There are always two sides to a story and Daphne’s is no exception. Steele arrived and worked in a country where derogatory remarks and vile examples of racism were sadly the norm. So many black people were not judged for their worth but on the colour of their skin and Daphne was a victim of this. This racism came from colleagues and patients despite her standing up to the plate and answering the call to help fill the desperate shortage of nurses that occurred at the time. A recruitment drive that would leave a bitter taste in the mouths of many. Thankfully there were a few people that would champion the cause against racism. One of which was Carol Baxter. Carol had come from Jamaica in 1970, a nurse who first worked in Greater Manchester and later became the Head of Equality, Diversity and Human Rights at the NHS and published a book in 1988 entitled An Endangered Species – A Case for Equal Opportunities in Nursing.

Carol highlights in her book that nurses of the Windrush generation were often not given the option of what role they wanted to take up and were often forced to work with the chronically sick, elderly people, the disabled and in psychiatric hospitals. Those that wanted to return to their countries, were denied the right as if they did, they would not have the relevant qualifications. A figure that was later in the 1980s when an estimated 30,000 nurses left the NHS due to poor pay and working conditions.

The Gritty Path

When Daphne Steele first arrived in Plymouth in 1951, a journey that took 14 days, she was surprised when a white man took and carried her luggage for her. A culture shock because in her homeland of Guyana, white men only worked in managerial roles. A precursor to the regimental style training she would undergo in the process of becoming a nurse. Daphne would later move to the USA in 1955 and worked in a hospital in New Jersey before returning to the UK in 1960. She would go on to work at RAF Brize Norton and then in Manchester as a Deputy Matron in a nursing home. When this home was due to be closed down, an Irish Matron suggested she apply for the job as Matron at St Winifred’s Hospital in Ilkley, West Yorkshire, a role that she would carry out until 1971 when the hospital closed.
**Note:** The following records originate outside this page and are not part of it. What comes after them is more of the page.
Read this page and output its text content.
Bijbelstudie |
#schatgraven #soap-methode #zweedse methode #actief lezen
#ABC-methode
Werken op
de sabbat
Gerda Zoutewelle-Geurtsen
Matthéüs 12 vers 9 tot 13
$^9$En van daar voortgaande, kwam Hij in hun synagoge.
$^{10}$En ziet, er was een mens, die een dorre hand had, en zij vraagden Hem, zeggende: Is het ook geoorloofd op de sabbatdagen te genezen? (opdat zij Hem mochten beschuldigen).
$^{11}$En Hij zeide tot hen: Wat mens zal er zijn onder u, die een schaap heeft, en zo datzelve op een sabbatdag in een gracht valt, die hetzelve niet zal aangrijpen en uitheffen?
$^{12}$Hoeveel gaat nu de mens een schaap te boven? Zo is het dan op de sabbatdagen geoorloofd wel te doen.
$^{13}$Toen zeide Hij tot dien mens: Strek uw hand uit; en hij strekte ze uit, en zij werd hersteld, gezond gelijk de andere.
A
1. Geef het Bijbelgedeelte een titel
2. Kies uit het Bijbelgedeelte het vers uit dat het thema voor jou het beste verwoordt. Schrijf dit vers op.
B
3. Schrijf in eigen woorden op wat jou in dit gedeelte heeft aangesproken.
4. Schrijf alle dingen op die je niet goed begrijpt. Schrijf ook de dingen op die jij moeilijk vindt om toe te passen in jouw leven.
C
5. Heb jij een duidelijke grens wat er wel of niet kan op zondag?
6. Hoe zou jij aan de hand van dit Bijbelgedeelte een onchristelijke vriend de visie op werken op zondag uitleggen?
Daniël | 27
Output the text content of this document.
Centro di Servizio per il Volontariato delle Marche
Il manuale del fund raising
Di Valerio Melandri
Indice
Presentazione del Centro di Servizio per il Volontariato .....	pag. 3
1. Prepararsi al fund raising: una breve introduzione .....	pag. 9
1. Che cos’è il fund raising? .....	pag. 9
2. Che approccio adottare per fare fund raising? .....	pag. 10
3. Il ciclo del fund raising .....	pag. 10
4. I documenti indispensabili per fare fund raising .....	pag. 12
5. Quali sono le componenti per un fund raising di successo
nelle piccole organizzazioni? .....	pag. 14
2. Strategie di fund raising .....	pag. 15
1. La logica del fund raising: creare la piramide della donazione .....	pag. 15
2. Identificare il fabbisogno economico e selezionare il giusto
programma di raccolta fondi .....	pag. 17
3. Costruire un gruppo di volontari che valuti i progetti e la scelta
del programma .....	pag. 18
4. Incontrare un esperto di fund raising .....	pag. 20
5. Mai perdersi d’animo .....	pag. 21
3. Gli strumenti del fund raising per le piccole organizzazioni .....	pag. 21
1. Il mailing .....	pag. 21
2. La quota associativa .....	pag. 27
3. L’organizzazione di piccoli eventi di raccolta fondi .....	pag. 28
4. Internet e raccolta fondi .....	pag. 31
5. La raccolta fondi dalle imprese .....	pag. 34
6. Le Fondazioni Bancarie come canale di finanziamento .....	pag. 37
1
Later Life and Retirement 

Daphne would go on to work as a health visitor at Leeds University before retiring. However, her work was far from over. She volunteered for a number of organisations including Soroptimist International and became Vice-President of the Association of Guyanese Nurses and Allied Professionals (AGNAP). A devoted Methodist, Steele was awarded a lifetime achievement certificate by the Guyanese High Commissioner to the UK in 2001 and has a blue plaque to honour her at St James’ Hospital in Balham where she first trained. A plaque was unveiled in October 2018. Daphne died in 2004, aged 75 and AGNAP renamed their annual health talk in 2013, to the Daphne Steele Memorial Lecture.